Conntecting the Dots

Train Station Guffaws

Journal entry for Saturday, February 7, 2009

Travel day! The Andersons and ourselves boarded a train at 10 a.m. and headed for Hungary. The lady who sold us our tickets said we’d have to switch trains in Budapest. So, doing as we were told, we got off in Budapest and lugged our suitcases down the walkway to find out where to board the next train. We had only 9 minutes to do all this, so we were hustling!

On the platform we saw a sign that seemed to indicate we should have stayed on the train for our final destination. But knowing that signs in Eastern European train stations have a reputation for changing at the last minute, we didn’t believe it as truth immediately. Suddenly a railway worker walked up to us and asked in English where we were bound. When we told him, he said, “That’s your train.” Sure enough, he turned and pointed at the one we’d just left.

Meanwhile, the clock was ticking. So we ran down the platform and reboarded, laughing and panting all the way. Darwin said that he’d traveled by train in E. Europe for 19 years and had never been approached by a railway worker who offered directions, let alone in English. I think he was an angel.

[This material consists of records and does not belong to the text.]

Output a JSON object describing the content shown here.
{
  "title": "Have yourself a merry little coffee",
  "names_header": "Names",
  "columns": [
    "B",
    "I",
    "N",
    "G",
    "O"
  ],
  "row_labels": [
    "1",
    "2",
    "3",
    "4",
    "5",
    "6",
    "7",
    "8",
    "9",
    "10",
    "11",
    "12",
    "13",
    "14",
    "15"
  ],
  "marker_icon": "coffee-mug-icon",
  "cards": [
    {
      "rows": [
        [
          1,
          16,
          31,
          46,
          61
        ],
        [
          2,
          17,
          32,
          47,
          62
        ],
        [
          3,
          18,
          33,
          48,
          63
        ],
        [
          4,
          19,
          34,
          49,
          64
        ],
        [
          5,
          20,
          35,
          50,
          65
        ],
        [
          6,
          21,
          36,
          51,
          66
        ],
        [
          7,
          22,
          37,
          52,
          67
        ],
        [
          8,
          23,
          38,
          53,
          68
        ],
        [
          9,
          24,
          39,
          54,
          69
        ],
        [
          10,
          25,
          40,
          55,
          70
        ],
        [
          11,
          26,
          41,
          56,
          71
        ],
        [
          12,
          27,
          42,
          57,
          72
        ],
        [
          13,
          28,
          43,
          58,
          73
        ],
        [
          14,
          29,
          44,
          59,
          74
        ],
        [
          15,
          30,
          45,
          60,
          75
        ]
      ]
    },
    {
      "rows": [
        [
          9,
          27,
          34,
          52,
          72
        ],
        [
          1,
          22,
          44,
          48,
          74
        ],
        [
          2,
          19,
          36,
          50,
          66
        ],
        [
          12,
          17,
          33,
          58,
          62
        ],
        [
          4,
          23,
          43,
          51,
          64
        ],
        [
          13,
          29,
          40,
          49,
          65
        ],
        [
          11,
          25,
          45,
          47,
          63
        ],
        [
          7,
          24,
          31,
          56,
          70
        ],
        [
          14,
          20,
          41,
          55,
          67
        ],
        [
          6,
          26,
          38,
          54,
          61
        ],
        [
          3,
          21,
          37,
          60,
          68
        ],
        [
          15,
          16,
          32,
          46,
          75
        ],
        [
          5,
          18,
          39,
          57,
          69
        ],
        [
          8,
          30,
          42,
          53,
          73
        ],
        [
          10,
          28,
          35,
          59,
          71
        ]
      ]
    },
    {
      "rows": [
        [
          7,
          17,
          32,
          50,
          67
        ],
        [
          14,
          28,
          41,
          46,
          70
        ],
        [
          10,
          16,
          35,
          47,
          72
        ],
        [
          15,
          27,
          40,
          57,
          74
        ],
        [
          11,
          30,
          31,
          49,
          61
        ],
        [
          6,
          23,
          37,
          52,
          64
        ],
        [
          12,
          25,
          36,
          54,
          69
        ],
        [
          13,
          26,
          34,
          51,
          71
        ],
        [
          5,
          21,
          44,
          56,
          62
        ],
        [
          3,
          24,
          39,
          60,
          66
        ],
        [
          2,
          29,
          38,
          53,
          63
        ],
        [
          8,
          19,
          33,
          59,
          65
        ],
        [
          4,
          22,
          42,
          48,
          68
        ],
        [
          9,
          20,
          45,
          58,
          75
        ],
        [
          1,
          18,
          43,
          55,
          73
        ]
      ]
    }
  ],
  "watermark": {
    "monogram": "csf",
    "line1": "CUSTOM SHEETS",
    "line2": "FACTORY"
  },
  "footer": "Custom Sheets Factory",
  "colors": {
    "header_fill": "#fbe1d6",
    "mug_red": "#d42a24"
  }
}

This train ride was quite comfortable – an open car with seats for two rather than berths with seats for six or eight. We sat opposite an older Hungarian couple who spoke nary a word of English. She spent the afternoon cross-stitching a picture of a cathedral and family emblem while he stared out the window.

When we reached our destination, a Hungarian IM couple met us and drove us 45 minutes to their home. She served us a typical dinner – bread, deli meat and cheese, tomatoes, cucumber slices, and pepper slices. I really enjoy visiting our staff in their own space and being a part of their culture and routine. It’s the only way to go as opposed to being a tourist and seeing only touristy things.

One Response to “Train Station Guffaws”

  1. Margie Knapp

    Amen, sister! Leave out the touristy stuff and visit real people in real circumstances in a real culture!